I haven’t read a huge amount of fiction in which a human is in love with a supernatural being, but until Blood and Chocolate, those that I have read were always told from the human’s point of view. The switch works very well here, as the focus is less on the romance—though that is an exceedingly important part of the story—and more on Vivian’s inner conflict. She wants to fit in with humans and to make friends, and yet clearly feels herself superior to them. (Indeed, some reviewers have found her unlikable because of her repeated praise of her own appearance, but I took this as an animal-like way of measuring her status in a pack.)

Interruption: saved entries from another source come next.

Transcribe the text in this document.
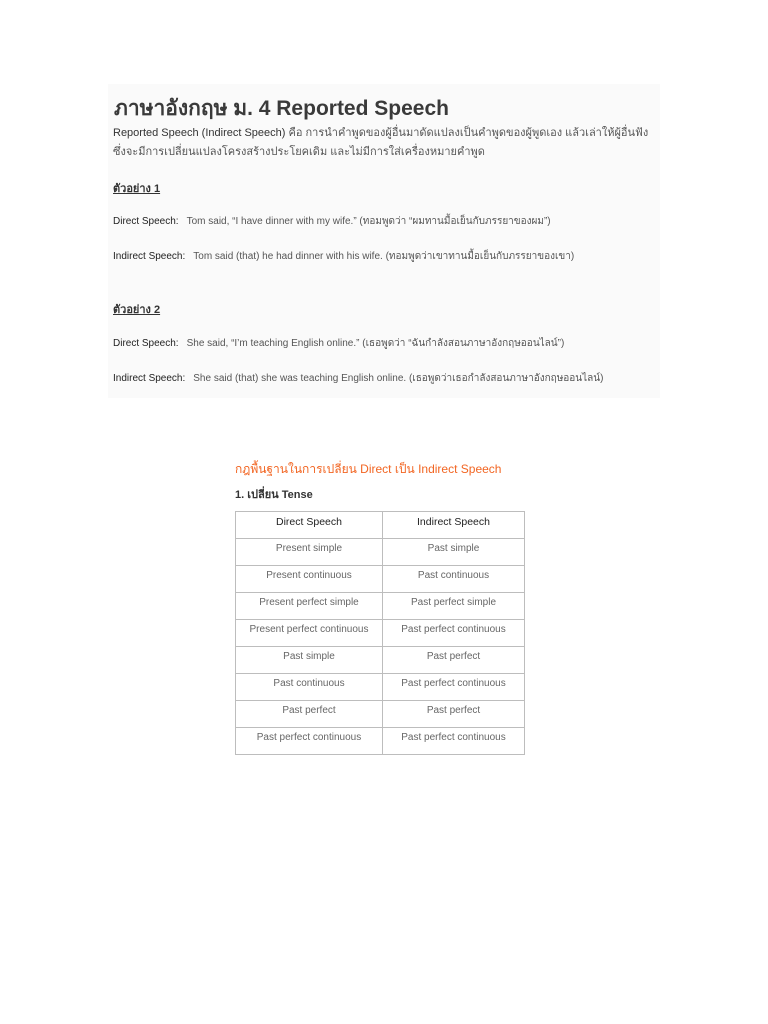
ภาษาอังกฤษ ม. 4 Reported Speech

Reported Speech (Indirect Speech) คือ การนำคำพูดของผู้อื่นมาดัดแปลงเป็นคำพูดของผู้พูดเอง แล้วเล่าให้ผู้อื่นฟัง ซึ่งจะมีการเปลี่ยนแปลงโครงสร้างประโยคเดิม และไม่มีการใส่เครื่องหมายคำพูด

ตัวอย่าง 1
Direct Speech: Tom said, “I have dinner with my wife.” (ทอมพูดว่า “ผมทานมื้อเย็นกับภรรยาของผม”)
Indirect Speech: Tom said (that) he had dinner with his wife. (ทอมพูดว่าเขาทานมื้อเย็นกับภรรยาของเขา)
ตัวอย่าง 2
Direct Speech: She said, “I’m teaching English online.” (เธอพูดว่า “ฉันกำลังสอนภาษาอังกฤษออนไลน์”)
Indirect Speech: She said (that) she was teaching English online. (เธอพูดว่าเธอกำลังสอนภาษาอังกฤษออนไลน์)
กฎพื้นฐานในการเปลี่ยน Direct เป็น Indirect Speech
1. เปลี่ยน Tense
Direct Speech	Indirect Speech
Present simple	Past simple
Present continuous	Past continuous
Present perfect simple	Past perfect simple
Present perfect continuous	Past perfect continuous
Past simple	Past perfect
Past continuous	Past perfect continuous
Past perfect	Past perfect
Past perfect continuous	Past perfect continuous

On top of her relationship with Aiden, Vivian is also concerned about her pack, which is looking for a permanent place to settle after having fled their previous home the year before when one of their own went out of control and killed a human. At a ritual for determining the new clan leader, she accidently earns her place as the victor’s mate, and faces pressure from her family to take on this role and leave her “meat-boy” behind. I really enjoyed reading about the pack dynamics, and felt that Krause did a good job for establishing why Vivian would prefer a more… primal kind of love than what she and Aiden were presently engaged in. When things go wrong, followed immediately by the discovery of a vicious mauling, Vivian seriously believes she is the culprit. This plot is reasonably well handled, though I found the resolution pretty obvious.
The one real problem with Blood and Chocolate is that one feels at a remove from the characters. Perhaps that is due to the alienness of Vivian’s perspective and way of thinking, which at times turns quite vicious indeed. Aiden, seen solely through Vivian’s eyes, fares no better. In the end, while this is a very interesting book, presenting a fleshed out look at werewolf culture, it’s not a very engaging one.